President Ronald Reagan's aides and biographers are organizing to challenge factual inaccuracies in Fox News host Bill O'Reilly's new book Killing Reagan: The Violent Assault That Changed a Presidency. O'Reilly is a serial fabricator whose previous books have repeatedly been criticized for inaccuracies.
The Washington Examiner's Paul Bedard reported that O'Reilly's book is “coming under fire from former Reagan aides” and biographers “who are calling it bogus” and “planning a broadside to challenge the book in the coming days.” The individuals reportedly include Reagan biographers Craig Shirley, Steven Hayward, Paul Kengor, Kiron Skinner, and “a handful of former Reagan aides.”

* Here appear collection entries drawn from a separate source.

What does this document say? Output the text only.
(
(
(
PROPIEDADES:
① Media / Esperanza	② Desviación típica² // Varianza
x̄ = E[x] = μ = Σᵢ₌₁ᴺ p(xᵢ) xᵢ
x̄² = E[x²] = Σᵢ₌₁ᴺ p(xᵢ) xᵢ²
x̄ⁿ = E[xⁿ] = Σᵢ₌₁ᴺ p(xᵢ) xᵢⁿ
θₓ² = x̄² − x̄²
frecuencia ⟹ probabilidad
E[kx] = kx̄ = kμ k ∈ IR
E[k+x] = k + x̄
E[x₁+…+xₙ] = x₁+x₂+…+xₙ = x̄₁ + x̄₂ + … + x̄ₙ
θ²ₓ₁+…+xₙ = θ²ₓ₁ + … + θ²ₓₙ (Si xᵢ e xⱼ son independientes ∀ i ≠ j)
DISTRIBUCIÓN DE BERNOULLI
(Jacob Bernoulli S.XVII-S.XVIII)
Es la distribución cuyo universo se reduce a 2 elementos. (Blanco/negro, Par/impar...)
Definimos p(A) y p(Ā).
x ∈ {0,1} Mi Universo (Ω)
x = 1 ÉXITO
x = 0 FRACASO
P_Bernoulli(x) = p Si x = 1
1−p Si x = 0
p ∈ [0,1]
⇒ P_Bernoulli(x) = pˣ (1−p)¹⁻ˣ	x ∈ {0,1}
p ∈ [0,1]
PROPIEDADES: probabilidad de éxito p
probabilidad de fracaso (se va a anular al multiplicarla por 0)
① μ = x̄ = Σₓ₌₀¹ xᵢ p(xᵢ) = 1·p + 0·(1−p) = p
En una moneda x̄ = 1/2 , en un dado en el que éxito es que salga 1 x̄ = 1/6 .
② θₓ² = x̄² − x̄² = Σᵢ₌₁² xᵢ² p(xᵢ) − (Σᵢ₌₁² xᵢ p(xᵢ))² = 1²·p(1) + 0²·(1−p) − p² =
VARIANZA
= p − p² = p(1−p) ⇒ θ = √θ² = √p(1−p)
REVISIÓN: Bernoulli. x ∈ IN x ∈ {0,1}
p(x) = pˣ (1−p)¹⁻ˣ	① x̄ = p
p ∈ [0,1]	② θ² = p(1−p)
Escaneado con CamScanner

Shirley said that Killing Reagan “is garbage, total B.S.,” while former Reagan national security advisor Richard Allen said the book contains “plagiarism, simplicity and deception.”
The DC-based paper noted that the Reagan critics pointed to O'Reilly's writing about Reagan's mental state and a purported brewing staff mutiny as main objections.

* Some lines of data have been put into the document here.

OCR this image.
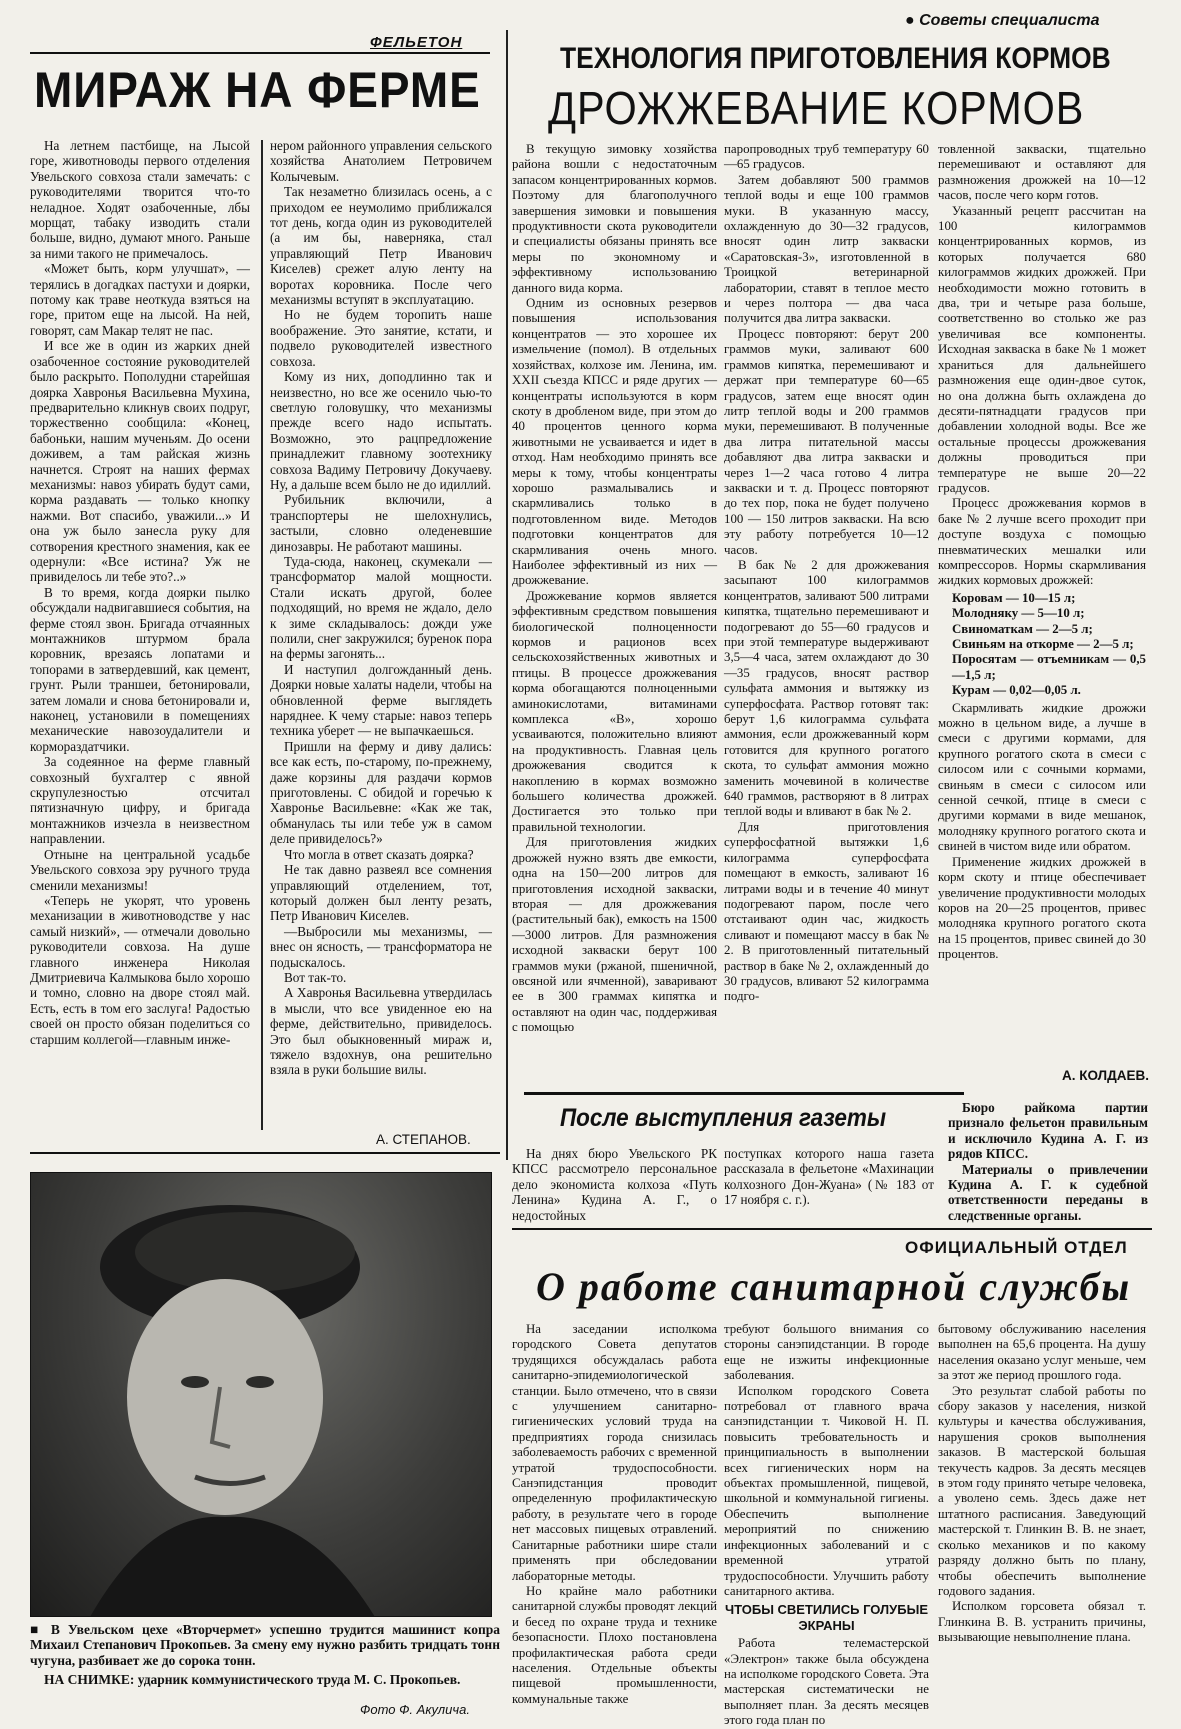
● Советы специалиста
ФЕЛЬЕТОН
МИРАЖ НА ФЕРМЕ

На летнем пастбище, на Лысой горе, животноводы первого отделения Увельского совхоза стали замечать: с руководителями творится что-то неладное. Ходят озабоченные, лбы морщат, табаку изводить стали больше, видно, думают много. Раньше за ними такого не примечалось.

«Может быть, корм улучшат», — терялись в догадках пастухи и доярки, потому как траве неоткуда взяться на горе, притом еще на лысой. На ней, говорят, сам Макар телят не пас.

И все же в один из жарких дней озабоченное состояние руководителей было раскрыто. Пополудни старейшая доярка Хавронья Васильевна Мухина, предварительно кликнув своих подруг, торжественно сообщила: «Конец, бабоньки, нашим мученьям. До осени доживем, а там райская жизнь начнется. Строят на наших фермах механизмы: навоз убирать будут сами, корма раздавать — только кнопку нажми. Вот спасибо, уважили...» И она уж было занесла руку для сотворения крестного знамения, как ее одернули: «Все истина? Уж не привиделось ли тебе это?..»

В то время, когда доярки пылко обсуждали надвигавшиеся события, на ферме стоял звон. Бригада отчаянных монтажников штурмом брала коровник, врезаясь лопатами и топорами в затвердевший, как цемент, грунт. Рыли траншеи, бетонировали, затем ломали и снова бетонировали и, наконец, установили в помещениях механические навозоудалители и кормораздатчики.

За содеянное на ферме главный совхозный бухгалтер с явной скрупулезностью отсчитал пятизначную цифру, и бригада монтажников изчезла в неизвестном направлении.

Отныне на центральной усадьбе Увельского совхоза эру ручного труда сменили механизмы!

«Теперь не укорят, что уровень механизации в животноводстве у нас самый низкий», — отмечали довольно руководители совхоза. На душе главного инженера Николая Дмитриевича Калмыкова было хорошо и томно, словно на дворе стоял май. Есть, есть в том его заслуга! Радостью своей он просто обязан поделиться со старшим коллегой—главным инже-

нером районного управления сельского хозяйства Анатолием Петровичем Колычевым.

Так незаметно близилась осень, а с приходом ее неумолимо приближался тот день, когда один из руководителей (а им бы, наверняка, стал управляющий Петр Иванович Киселев) срежет алую ленту на воротах коровника. После чего механизмы вступят в эксплуатацию.

Но не будем торопить наше воображение. Это занятие, кстати, и подвело руководителей известного совхоза.

Кому из них, доподлинно так и неизвестно, но все же осенило чью-то светлую головушку, что механизмы прежде всего надо испытать. Возможно, это рацпредложение принадлежит главному зоотехнику совхоза Вадиму Петровичу Докучаеву. Ну, а дальше всем было не до идиллий.

Рубильник включили, а транспортеры не шелохнулись, застыли, словно оледеневшие динозавры. Не работают машины.

Туда-сюда, наконец, скумекали — трансформатор малой мощности. Стали искать другой, более подходящий, но время не ждало, дело к зиме складывалось: дожди уже полили, снег закружился; буренок пора на фермы загонять...

И наступил долгожданный день. Доярки новые халаты надели, чтобы на обновленной ферме выглядеть наряднее. К чему старые: навоз теперь техника уберет — не выпачкаешься.

Пришли на ферму и диву дались: все как есть, по-старому, по-прежнему, даже корзины для раздачи кормов приготовлены. С обидой и горечью к Хавронье Васильевне: «Как же так, обманулась ты или тебе уж в самом деле привиделось?»

Что могла в ответ сказать доярка?

Не так давно развеял все сомнения управляющий отделением, тот, который должен был ленту резать, Петр Иванович Киселев.

—Выбросили мы механизмы, — внес он ясность, — трансформатора не подыскалось.

Вот так-то.

А Хавронья Васильевна утвердилась в мысли, что все увиденное ею на ферме, действительно, привиделось. Это был обыкновенный мираж и, тяжело вздохнув, она решительно взяла в руки большие вилы.

А. СТЕПАНОВ.
ТЕХНОЛОГИЯ ПРИГОТОВЛЕНИЯ КОРМОВ
ДРОЖЖЕВАНИЕ КОРМОВ

В текущую зимовку хозяйства района вошли с недостаточным запасом концентрированных кормов. Поэтому для благополучного завершения зимовки и повышения продуктивности скота руководители и специалисты обязаны принять все меры по экономному и эффективному использованию данного вида корма.

Одним из основных резервов повышения использования концентратов — это хорошее их измельчение (помол). В отдельных хозяйствах, колхозе им. Ленина, им. XXII съезда КПСС и ряде других — концентраты используются в корм скоту в дробленом виде, при этом до 40 процентов ценного корма животными не усваивается и идет в отход. Нам необходимо принять все меры к тому, чтобы концентраты хорошо размалывались и скармливались только в подготовленном виде. Методов подготовки концентратов для скармливания очень много. Наиболее эффективный из них — дрожжевание.

Дрожжевание кормов является эффективным средством повышения биологической полноценности кормов и рационов всех сельскохозяйственных животных и птицы. В процессе дрожжевания корма обогащаются полноценными аминокислотами, витаминами комплекса «В», хорошо усваиваются, положительно влияют на продуктивность. Главная цель дрожжевания сводится к накоплению в кормах возможно большего количества дрожжей. Достигается это только при правильной технологии.

Для приготовления жидких дрожжей нужно взять две емкости, одна на 150—200 литров для приготовления исходной закваски, вторая — для дрожжевания (растительный бак), емкость на 1500—3000 литров. Для размножения исходной закваски берут 100 граммов муки (ржаной, пшеничной, овсяной или ячменной), заваривают ее в 300 граммах кипятка и оставляют на один час, поддерживая с помощью

паропроводных труб температуру 60—65 градусов.

Затем добавляют 500 граммов теплой воды и еще 100 граммов муки. В указанную массу, охлажденную до 30—32 градусов, вносят один литр закваски «Саратовская-3», изготовленной в Троицкой ветеринарной лаборатории, ставят в теплое место и через полтора — два часа получится два литра закваски.

Процесс повторяют: берут 200 граммов муки, заливают 600 граммов кипятка, перемешивают и держат при температуре 60—65 градусов, затем еще вносят один литр теплой воды и 200 граммов муки, перемешивают. В полученные два литра питательной массы добавляют два литра закваски и через 1—2 часа готово 4 литра закваски и т. д. Процесс повторяют до тех пор, пока не будет получено 100 — 150 литров закваски. На всю эту работу потребуется 10—12 часов.

В бак № 2 для дрожжевания засыпают 100 килограммов концентратов, заливают 500 литрами кипятка, тщательно перемешивают и подогревают до 55—60 градусов и при этой температуре выдерживают 3,5—4 часа, затем охлаждают до 30—35 градусов, вносят раствор сульфата аммония и вытяжку из суперфосфата. Раствор готовят так: берут 1,6 килограмма сульфата аммония, если дрожжеванный корм готовится для крупного рогатого скота, то сульфат аммония можно заменить мочевиной в количестве 640 граммов, растворяют в 8 литрах теплой воды и вливают в бак № 2.

Для приготовления суперфосфатной вытяжки 1,6 килограмма суперфосфата помещают в емкость, заливают 16 литрами воды и в течение 40 минут подогревают паром, после чего отстаивают один час, жидкость сливают и помещают массу в бак № 2. В приготовленный питательный раствор в баке № 2, охлажденный до 30 градусов, вливают 52 килограмма подго-

товленной закваски, тщательно перемешивают и оставляют для размножения дрожжей на 10—12 часов, после чего корм готов.

Указанный рецепт рассчитан на 100 килограммов концентрированных кормов, из которых получается 680 килограммов жидких дрожжей. При необходимости можно готовить в два, три и четыре раза больше, соответственно во столько же раз увеличивая все компоненты. Исходная закваска в баке № 1 может храниться для дальнейшего размножения еще один-двое суток, но она должна быть охлаждена до десяти-пятнадцати градусов при добавлении холодной воды. Все же остальные процессы дрожжевания должны проводиться при температуре не выше 20—22 градусов.

Процесс дрожжевания кормов в баке № 2 лучше всего проходит при доступе воздуха с помощью пневматических мешалки или компрессоров. Нормы скармливания жидких кормовых дрожжей:

Коровам — 10—15 л;
Молодняку — 5—10 л;
Свиноматкам — 2—5 л;
Свиньям на откорме — 2—5 л;
Поросятам — отъемникам — 0,5—1,5 л;
Курам — 0,02—0,05 л.

Скармливать жидкие дрожжи можно в цельном виде, а лучше в смеси с другими кормами, для крупного рогатого скота в смеси с силосом или с сочными кормами, свиньям в смеси с силосом или сенной сечкой, птице в смеси с другими кормами в виде мешанок, молоднякy крупного рогатого скота и свиней в чистом виде или обратом.

Применение жидких дрожжей в корм скоту и птице обеспечивает увеличение продуктивности молодых коров на 20—25 процентов, привес молодняка крупного рогатого скота на 15 процентов, привес свиней до 30 процентов.

А. КОЛДАЕВ.
После выступления газеты

На днях бюро Увельского РК КПСС рассмотрело персональное дело экономиста колхоза «Путь Ленина» Кудина А. Г., о недостойных

поступках которого наша газета рассказала в фельетоне «Махинации колхозного Дон-Жуана» (№ 183 от 17 ноября с. г.).

Бюро райкома партии признало фельетон правильным и исключило Кудина А. Г. из рядов КПСС.

Материалы о привлечении Кудина А. Г. к судебной ответственности переданы в следственные органы.

■ В Увельском цехе «Вторчермет» успешно трудится машинист копра Михаил Степанович Прокопьев. За смену ему нужно разбить тридцать тонн чугуна, разбивает же до сорока тонн.

НА СНИМКЕ: ударник коммунистического труда М. С. Прокопьев.

Фото Ф. Акулича.
ОФИЦИАЛЬНЫЙ ОТДЕЛ
О работе санитарной службы

На заседании исполкома городского Совета депутатов трудящихся обсуждалась работа санитарно-эпидемиологической станции. Было отмечено, что в связи с улучшением санитарно-гигиенических условий труда на предприятиях города снизилась заболеваемость рабочих с временной утратой трудоспособности. Санэпидстанция проводит определенную профилактическую работу, в результате чего в городе нет массовых пищевых отравлений. Санитарные работники шире стали применять при обследовании лабораторные методы.

Но крайне мало работники санитарной службы проводят лекций и бесед по охране труда и технике безопасности. Плохо постановлена профилактическая работа среди населения. Отдельные объекты пищевой промышленности, коммунальные также

требуют большого внимания со стороны санэпидстанции. В городе еще не изжиты инфекционные заболевания.

Исполком городского Совета потребовал от главного врача санэпидстанции т. Чиковой Н. П. повысить требовательность и принципиальность в выполнении всех гигиенических норм на объектах промышленной, пищевой, школьной и коммунальной гигиены. Обеспечить выполнение мероприятий по снижению инфекционных заболеваний и с временной утратой трудоспособности. Улучшить работу санитарного актива.

ЧТОБЫ СВЕТИЛИСЬ ГОЛУБЫЕ ЭКРАНЫ

Работа телемастерской «Электрон» также была обсуждена на исполкоме городского Совета. Эта мастерская систематически не выполняет план. За десять месяцев этого года план по

бытовому обслуживанию населения выполнен на 65,6 процента. На душу населения оказано услуг меньше, чем за этот же период прошлого года.

Это результат слабой работы по сбору заказов у населения, низкой культуры и качества обслуживания, нарушения сроков выполнения заказов. В мастерской большая текучесть кадров. За десять месяцев в этом году принято четыре человека, а уволено семь. Здесь даже нет штатного расписания. Заведующий мастерской т. Глинкин В. В. не знает, сколько механиков и по какому разряду должно быть по плану, чтобы обеспечить выполнение годового задания.

Исполком горсовета обязал т. Глинкина В. В. устранить причины, вызывающие невыполнение плана.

John Heubusch, the executive director of The Ronald Reagan Presidential Foundation and Library, said O'Reilly's book “does a disservice to history.”
In a September interview with Media Matters' Joe Strupp, Ron Reagan called O'Reilly a “snake oil salesman” who doesn't invest “a lot of time or energy in the truth.” The late president's son said he doesn't plan to read O'Reilly's book because he's “not interested in his theories.”
Questions about factual accuracy are nothing new for O'Reilly and his Killing series, which he has co-authored with Martin Dugard. Killing Lincoln contained a series of mistakes and was criticized for factual errors by Lincoln scholars. Several historians and biographers of General George S. Patton objected to O'Reilly's Killing Patton theory that the World War II commander was assassinated by the Soviet Union.
O'Reilly took a major hit earlier this year when his boasts about his reporting career began falling apart under scrutiny. One of those included his claim in Killing Kennedy -- contradicted by numerous pieces of evidence -- that he personally heard the shotgun blast that killed a figure in the investigation into President John F. Kennedy's assassination.